As the globe warms due to human activity, abnormal heat waves will become more likely
A new study in Nature Climate Change reports that climate change caused by humans has significantly increased the odds of abnormal heat events. The study, which focused on “moderate” extreme heat incidents, found that such incidents were four times likelier to occur in our current global warming-affected climate than they would in a climate free of human intervention. Extreme precipitation events were also found to be 18 percent more likely due to global warming.
“Moderate” heat extremes were defined by the study as being events that were likely to occur once every 1,000 days normally.
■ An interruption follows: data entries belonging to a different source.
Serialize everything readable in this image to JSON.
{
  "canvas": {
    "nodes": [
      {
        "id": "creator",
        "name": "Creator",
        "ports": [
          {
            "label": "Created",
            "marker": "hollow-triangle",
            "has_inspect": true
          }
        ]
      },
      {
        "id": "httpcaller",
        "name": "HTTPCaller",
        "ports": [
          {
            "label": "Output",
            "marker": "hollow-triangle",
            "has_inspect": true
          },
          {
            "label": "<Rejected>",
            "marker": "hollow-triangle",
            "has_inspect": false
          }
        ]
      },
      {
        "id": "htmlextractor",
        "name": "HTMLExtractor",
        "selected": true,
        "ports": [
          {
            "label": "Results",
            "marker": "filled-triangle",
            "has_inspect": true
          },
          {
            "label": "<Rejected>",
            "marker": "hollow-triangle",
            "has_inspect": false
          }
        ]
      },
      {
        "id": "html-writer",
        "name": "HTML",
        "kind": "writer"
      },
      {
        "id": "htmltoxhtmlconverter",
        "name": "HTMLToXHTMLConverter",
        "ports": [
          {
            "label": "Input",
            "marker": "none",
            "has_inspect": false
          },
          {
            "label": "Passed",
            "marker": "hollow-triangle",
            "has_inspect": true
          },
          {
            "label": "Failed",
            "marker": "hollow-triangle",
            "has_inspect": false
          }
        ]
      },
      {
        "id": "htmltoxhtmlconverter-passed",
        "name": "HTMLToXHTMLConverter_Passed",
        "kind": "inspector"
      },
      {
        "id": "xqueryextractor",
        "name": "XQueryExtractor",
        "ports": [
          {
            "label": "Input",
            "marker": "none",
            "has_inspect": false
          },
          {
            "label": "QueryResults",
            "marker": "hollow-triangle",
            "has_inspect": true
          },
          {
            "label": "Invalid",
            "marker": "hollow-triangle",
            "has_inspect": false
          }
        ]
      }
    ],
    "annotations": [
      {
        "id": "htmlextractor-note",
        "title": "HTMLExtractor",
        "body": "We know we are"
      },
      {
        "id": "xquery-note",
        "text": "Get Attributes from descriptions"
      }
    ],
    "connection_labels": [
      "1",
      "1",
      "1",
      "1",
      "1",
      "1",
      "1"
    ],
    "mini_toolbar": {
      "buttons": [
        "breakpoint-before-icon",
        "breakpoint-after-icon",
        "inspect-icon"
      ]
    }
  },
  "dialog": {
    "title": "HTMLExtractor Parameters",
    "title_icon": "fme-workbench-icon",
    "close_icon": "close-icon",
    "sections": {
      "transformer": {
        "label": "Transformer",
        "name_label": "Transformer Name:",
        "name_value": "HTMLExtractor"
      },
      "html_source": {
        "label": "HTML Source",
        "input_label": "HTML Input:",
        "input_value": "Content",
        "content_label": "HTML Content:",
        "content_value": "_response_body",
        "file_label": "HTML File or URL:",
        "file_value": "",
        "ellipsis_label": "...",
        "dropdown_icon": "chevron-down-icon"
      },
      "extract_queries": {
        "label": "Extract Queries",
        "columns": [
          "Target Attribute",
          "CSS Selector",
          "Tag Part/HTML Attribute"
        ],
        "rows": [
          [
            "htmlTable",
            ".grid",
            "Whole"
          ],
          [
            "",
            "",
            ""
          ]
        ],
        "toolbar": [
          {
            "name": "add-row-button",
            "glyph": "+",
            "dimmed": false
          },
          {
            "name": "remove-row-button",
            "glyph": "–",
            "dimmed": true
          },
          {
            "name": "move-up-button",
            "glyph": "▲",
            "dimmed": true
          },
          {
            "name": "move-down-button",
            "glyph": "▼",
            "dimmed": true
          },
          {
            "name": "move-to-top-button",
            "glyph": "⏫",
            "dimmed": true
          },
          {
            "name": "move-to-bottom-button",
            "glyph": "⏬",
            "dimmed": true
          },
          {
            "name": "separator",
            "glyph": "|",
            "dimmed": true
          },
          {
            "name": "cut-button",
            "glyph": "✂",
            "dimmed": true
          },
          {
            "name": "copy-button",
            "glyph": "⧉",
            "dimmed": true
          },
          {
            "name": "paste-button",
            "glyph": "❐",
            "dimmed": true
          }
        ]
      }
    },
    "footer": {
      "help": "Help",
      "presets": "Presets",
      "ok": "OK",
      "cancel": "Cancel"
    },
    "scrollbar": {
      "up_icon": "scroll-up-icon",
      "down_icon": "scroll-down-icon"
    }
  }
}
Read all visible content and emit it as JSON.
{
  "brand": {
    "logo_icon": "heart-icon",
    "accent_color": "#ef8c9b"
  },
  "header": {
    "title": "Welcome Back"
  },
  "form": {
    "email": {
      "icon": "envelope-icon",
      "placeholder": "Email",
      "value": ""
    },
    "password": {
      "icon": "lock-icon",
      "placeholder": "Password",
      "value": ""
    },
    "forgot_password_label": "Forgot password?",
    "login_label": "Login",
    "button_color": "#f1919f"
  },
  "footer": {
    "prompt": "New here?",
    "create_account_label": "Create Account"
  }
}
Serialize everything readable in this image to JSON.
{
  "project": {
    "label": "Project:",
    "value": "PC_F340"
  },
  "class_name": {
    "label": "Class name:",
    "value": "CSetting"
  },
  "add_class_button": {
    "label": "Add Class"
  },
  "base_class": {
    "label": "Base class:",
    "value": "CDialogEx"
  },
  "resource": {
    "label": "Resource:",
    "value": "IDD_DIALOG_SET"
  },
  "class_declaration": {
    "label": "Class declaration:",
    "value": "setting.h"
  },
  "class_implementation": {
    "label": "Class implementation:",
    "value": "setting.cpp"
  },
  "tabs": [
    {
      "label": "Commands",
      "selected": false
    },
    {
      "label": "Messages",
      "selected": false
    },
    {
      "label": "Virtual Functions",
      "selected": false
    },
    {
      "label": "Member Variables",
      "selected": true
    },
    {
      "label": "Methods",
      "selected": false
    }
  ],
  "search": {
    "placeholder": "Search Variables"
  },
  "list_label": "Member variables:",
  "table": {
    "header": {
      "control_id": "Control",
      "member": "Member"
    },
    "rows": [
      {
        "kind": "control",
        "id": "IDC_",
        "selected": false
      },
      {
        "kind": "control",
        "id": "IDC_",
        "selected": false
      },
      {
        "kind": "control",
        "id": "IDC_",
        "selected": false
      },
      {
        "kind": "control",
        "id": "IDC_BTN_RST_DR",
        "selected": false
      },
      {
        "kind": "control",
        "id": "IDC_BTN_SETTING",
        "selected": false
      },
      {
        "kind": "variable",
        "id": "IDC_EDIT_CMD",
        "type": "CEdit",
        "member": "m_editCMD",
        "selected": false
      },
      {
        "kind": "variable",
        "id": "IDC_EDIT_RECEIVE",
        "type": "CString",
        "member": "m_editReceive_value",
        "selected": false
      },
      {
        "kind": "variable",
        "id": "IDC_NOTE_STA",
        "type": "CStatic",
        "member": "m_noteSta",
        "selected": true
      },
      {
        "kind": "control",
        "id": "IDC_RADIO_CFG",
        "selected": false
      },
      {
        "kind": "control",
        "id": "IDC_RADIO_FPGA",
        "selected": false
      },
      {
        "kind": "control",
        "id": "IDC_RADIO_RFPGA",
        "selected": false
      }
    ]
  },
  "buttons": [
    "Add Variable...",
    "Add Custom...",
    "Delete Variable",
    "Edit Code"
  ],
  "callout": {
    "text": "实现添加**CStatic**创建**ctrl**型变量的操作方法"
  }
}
The study’s lead author, Eric Fischer, predicted that more extreme weather events would be affected even more dramatically by global warming than moderate extremes. “A general tendency we see is, if we pick even higher thresholds, if you look at 1 in 10,000 days, 1-in-30-year events, which we can do at least for hot extremes, the increase becomes even bigger,” said Fischer.
The study reached its conclusions by running two separate sets of long-term climate change computer models. One simulated what the climate would be like without the intervention of humans, and the other included global warming in its calculations.
The simulations found that as the climate warms further, the increased risk of extreme heat events will become more pronounced. If warming is capped at two degrees Celsius, as many industrialized nations like the United States wish, extreme heat events will be about five times likelier than they are now. The study authors stress that if global warming is halted even slightly before this threshold, at 1.5 C, the effect on weather patterns will be far less dramatic.
This study joins several other papers that all suggest that human activity is making extreme heat events more frequent. The heat waves in 2003 in Europe, 2010 in Russia, and 2013 in Australia were all made more likely by global warming according to recent studies.